For all his talk of a football ‘philosophy’, van Gaal has brought no clever tactics or strategy to Old Trafford – unless you count that brilliantly inventive tactic ‘pay an exorbitant sum for Anthony Martial’. Tiki taka was supposedly the teleological finishing point in football tactics, the playing style to end all other playing styles – but in reality opponents can easily blow the possession game out of the water by aggressively pressuring at the root of its build-up, in midfield around the halfway line. By very definition a slow playing style is badly suited to the Premier League, with its heightened speed and physicality – as Ferguson’s former nemesis Arsène Wenger has discovered (although he chooses to wilfully ignore the ramifications of this discovery).

Ergo United would do well to increase the influence of van Gaal’s assistant Ryan Giggs. Manchester United’s performances during his brief spell as acting manager in 2014 showed precisely the Ferguson-esque qualities that can relight the fire of United’s trophy-winning glory. His first game in charge epitomised his managerial potential: United smashed four into the Norwich net. Admittedly, the East Anglian side have rarely posed a threat to the titans of the Premier League. But the most significant aspect of that game was the mood instilled by United’s playing style under Giggs. After the slow pace on the ball that was even worse under Moyes than it is under van Gaal, United were constantly surging forward with incisive passes and runs like lightning.

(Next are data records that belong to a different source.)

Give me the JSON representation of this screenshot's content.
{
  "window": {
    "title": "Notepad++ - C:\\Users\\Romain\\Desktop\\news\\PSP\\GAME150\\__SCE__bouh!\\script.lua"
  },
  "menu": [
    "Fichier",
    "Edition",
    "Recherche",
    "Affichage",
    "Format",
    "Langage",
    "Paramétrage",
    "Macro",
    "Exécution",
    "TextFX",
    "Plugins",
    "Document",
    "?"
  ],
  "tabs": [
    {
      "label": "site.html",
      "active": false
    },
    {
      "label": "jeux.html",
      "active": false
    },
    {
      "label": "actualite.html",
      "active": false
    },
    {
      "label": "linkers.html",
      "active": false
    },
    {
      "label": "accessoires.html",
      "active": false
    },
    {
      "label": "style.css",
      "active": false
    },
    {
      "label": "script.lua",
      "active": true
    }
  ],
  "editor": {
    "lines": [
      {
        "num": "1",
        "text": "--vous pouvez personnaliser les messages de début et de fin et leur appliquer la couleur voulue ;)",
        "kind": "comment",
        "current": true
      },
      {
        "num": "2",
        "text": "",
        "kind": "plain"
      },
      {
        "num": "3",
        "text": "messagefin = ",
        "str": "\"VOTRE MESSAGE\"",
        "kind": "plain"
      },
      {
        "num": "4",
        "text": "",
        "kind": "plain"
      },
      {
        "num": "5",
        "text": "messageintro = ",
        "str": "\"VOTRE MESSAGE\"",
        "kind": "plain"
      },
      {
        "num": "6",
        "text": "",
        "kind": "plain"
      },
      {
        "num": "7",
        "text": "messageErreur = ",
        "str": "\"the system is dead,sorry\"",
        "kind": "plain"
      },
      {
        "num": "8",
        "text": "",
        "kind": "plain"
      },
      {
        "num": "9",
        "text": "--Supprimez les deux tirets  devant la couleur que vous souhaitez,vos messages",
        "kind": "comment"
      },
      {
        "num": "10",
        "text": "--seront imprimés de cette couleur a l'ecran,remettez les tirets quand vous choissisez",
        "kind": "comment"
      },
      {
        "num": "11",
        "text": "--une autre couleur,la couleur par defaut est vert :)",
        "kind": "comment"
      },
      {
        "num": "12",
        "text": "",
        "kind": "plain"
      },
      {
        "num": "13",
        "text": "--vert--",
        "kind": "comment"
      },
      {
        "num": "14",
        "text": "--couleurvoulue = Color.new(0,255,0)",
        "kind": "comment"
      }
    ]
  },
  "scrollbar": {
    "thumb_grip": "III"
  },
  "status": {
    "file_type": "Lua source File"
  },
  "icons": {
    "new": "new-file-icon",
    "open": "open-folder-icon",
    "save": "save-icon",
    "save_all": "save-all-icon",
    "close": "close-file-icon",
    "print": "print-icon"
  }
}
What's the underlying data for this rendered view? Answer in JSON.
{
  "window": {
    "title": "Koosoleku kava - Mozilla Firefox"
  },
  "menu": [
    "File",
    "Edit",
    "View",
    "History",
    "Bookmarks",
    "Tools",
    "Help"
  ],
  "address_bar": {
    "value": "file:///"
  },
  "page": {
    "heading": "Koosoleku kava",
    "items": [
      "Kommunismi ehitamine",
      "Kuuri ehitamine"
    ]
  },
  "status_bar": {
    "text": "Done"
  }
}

‘Ooh ah Cantona’, ‘Ryan Giggs running down the wing’, ‘He plays on the left / He plays on the right / That boy Ronaldo made England look shite’. These were the chants which once coruscated around the stands of Old Trafford. If van Gaal wants to replicate Ferguson’s unforgettable achievements at United, he would do well to develop talents like those three players and play them in the direct attacking style through which they and Manchester United flourished.